In the "Adapted Screenplay" Oscar category, the choice, for me, is much clearer. The award should go to the group behind In the Loop. Because it's so fast and funny, I think it's probably not as clever as it seems, but the good news is that it's definitely fast and funny. I'm glad to see Nick Hornby get a nomination for An Education, but I'd say it's his weakest job of writing, on material that doesn't really suit him. Up in the Air is funny and interesting, but a bit schizophrenic. It also wants to say something relevant, but can't quite figure out what that might be, and sometimes this impulse pulls the movie in opposite directions. It should have stuck with being funny and interesting.
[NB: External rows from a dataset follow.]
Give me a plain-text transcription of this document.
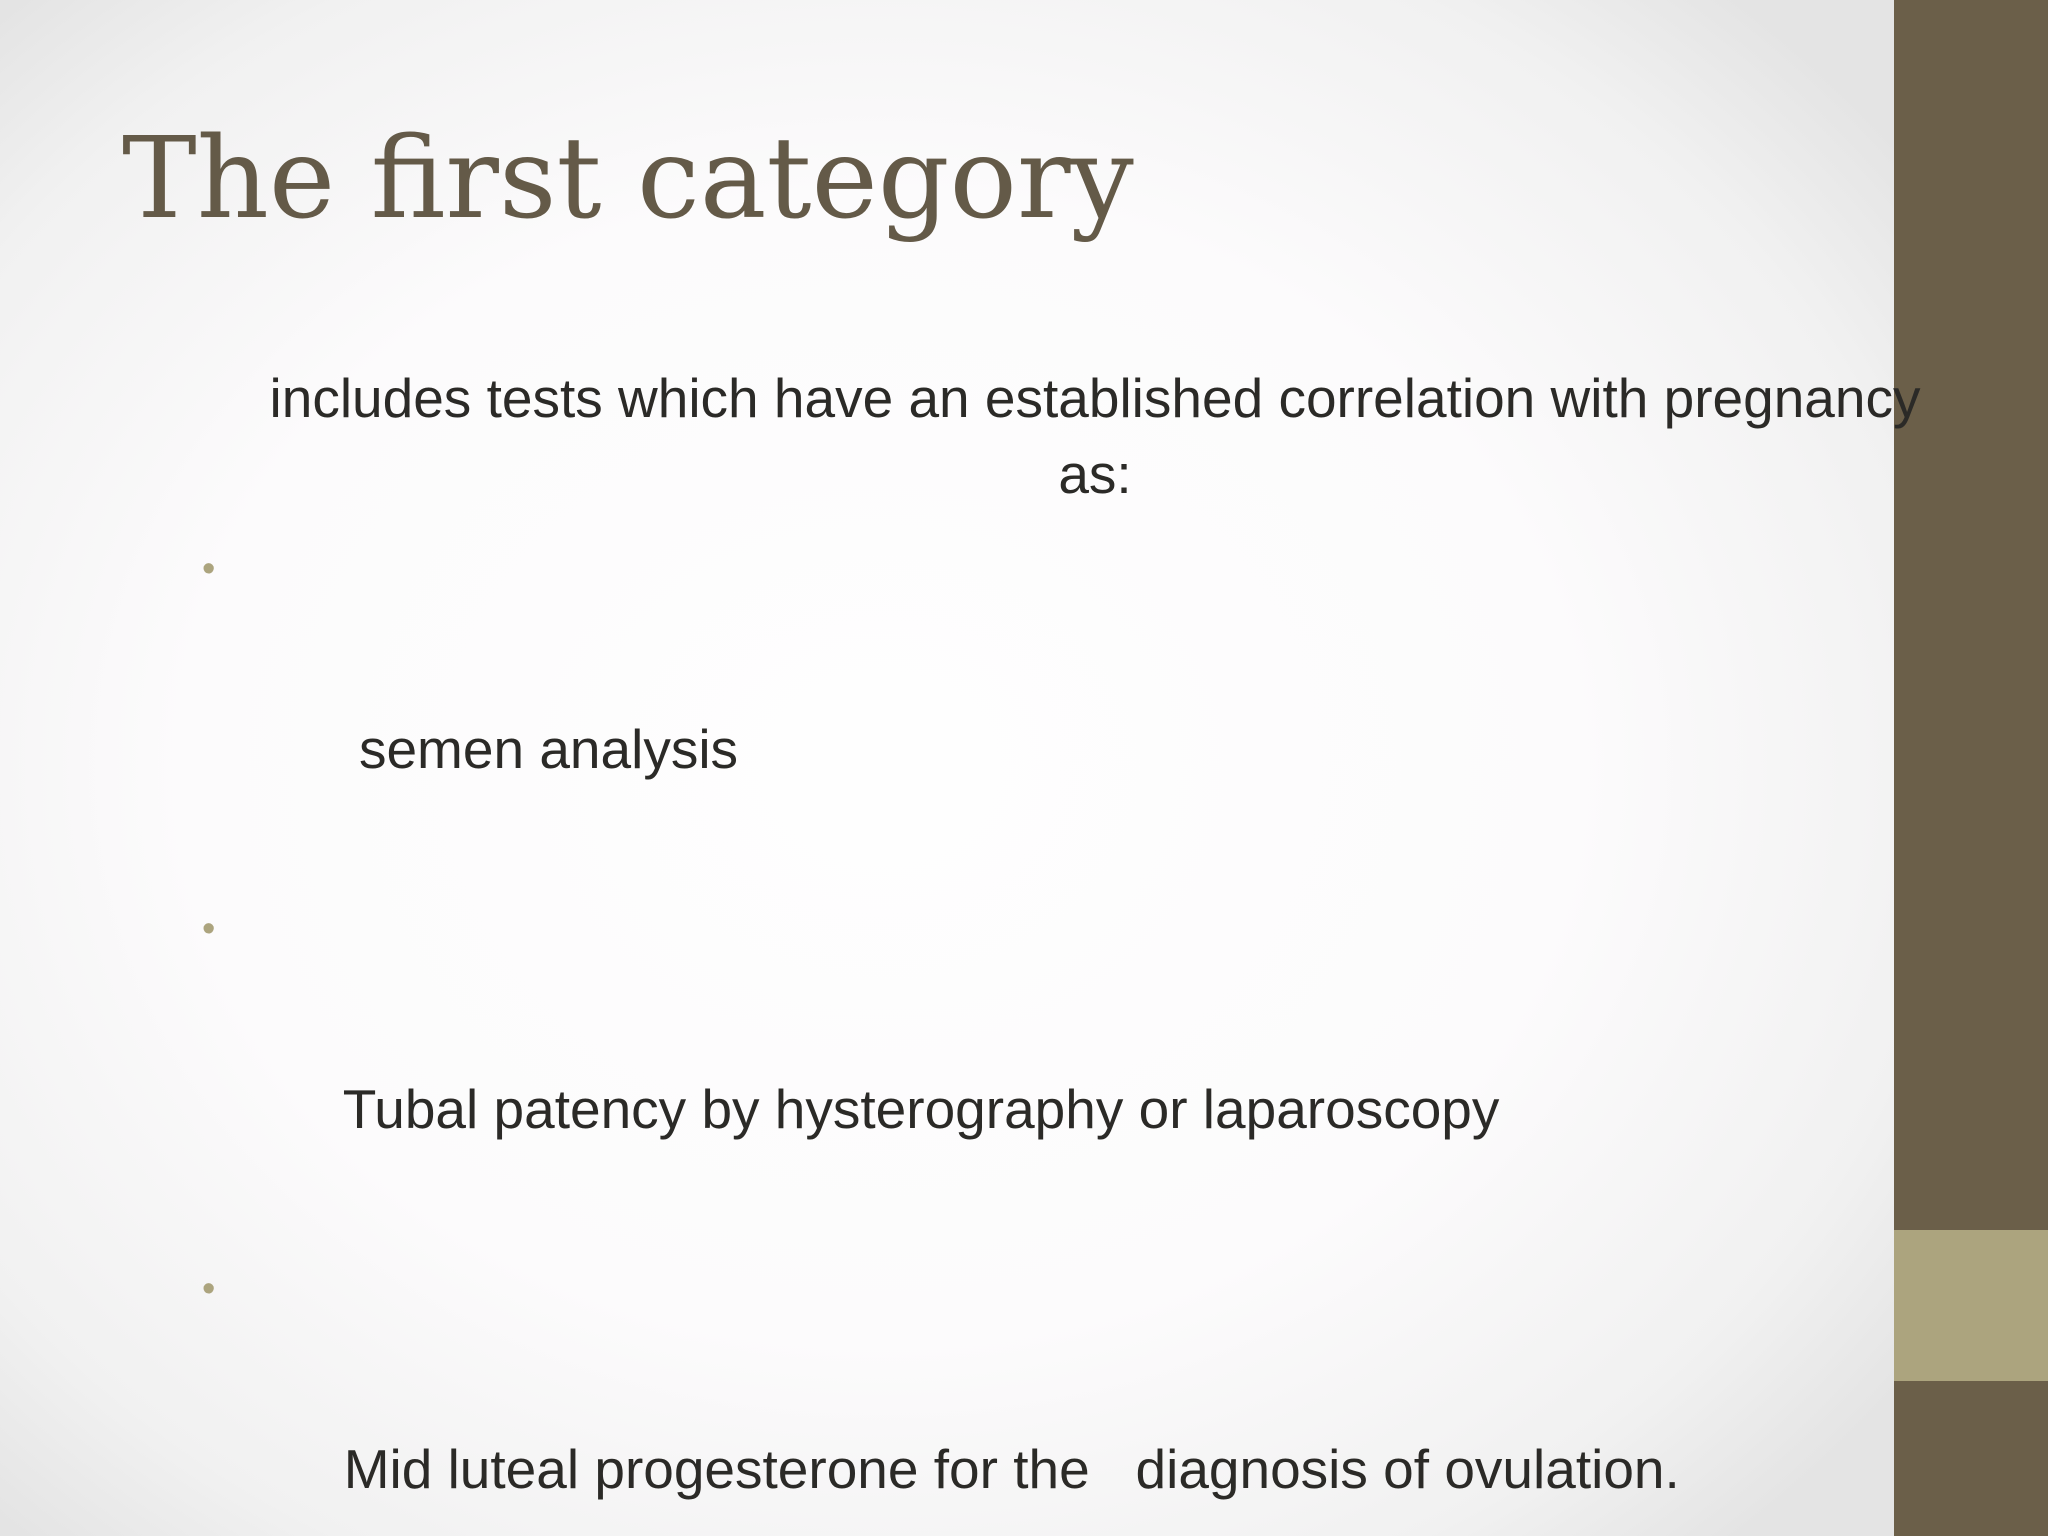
The first category

includes tests which have an established correlation with pregnancy
as:

•

semen analysis

•

Tubal patency by hysterography or laparoscopy

•

Mid luteal progesterone for the   diagnosis of ovulation.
Precious: Based on the Novel Push by Sapphire is more of a feat of casting and canny promotion than writing. District 9 is a fairly obvious political parable, wrapped up in a rather lazy faux-documentary style, which allows for tons of expositional dialogue, and which is then more or less abandoned about a third of the way in. If the movie works at all, it works due to the presentation, not because of the writing.

None of these adapted screenplays appeared on my personal ballot, which started off with Shauna Cross's adaptation of her novel Whip It. Like Adventureland, it's a very funny movie, but does not sacrifice truth or characters to get its laughs. After that, Wes Anderson and Noah Baumbach left enough of Roald Dahl intact in Fantastic Mr. Fox, but perfectly fit in some of their own fears, ideas and obsessions to make it something new and personal. Henry Selick's Coraline, from Neil Gaiman's book, is the best and darkest kids' movie in a generation.

David Hayter and Alex Tse did a remarkable job of bringing Alan Moore's complex Watchmen to the screen; it was epic, and a massive juggling act, but managed to stay rooted in moments and characters. Finally, there was Peter Morgan's The Damned United, from David Peace's novel. Morgan is probably an easy choice and has been much honored already for The Queen and Frost/Nixon, but it just goes to show that the guy's a darn fine writer.

How about it readers? Can you judge a screenplay from the finished movie? What are your choices? What else was overlooked?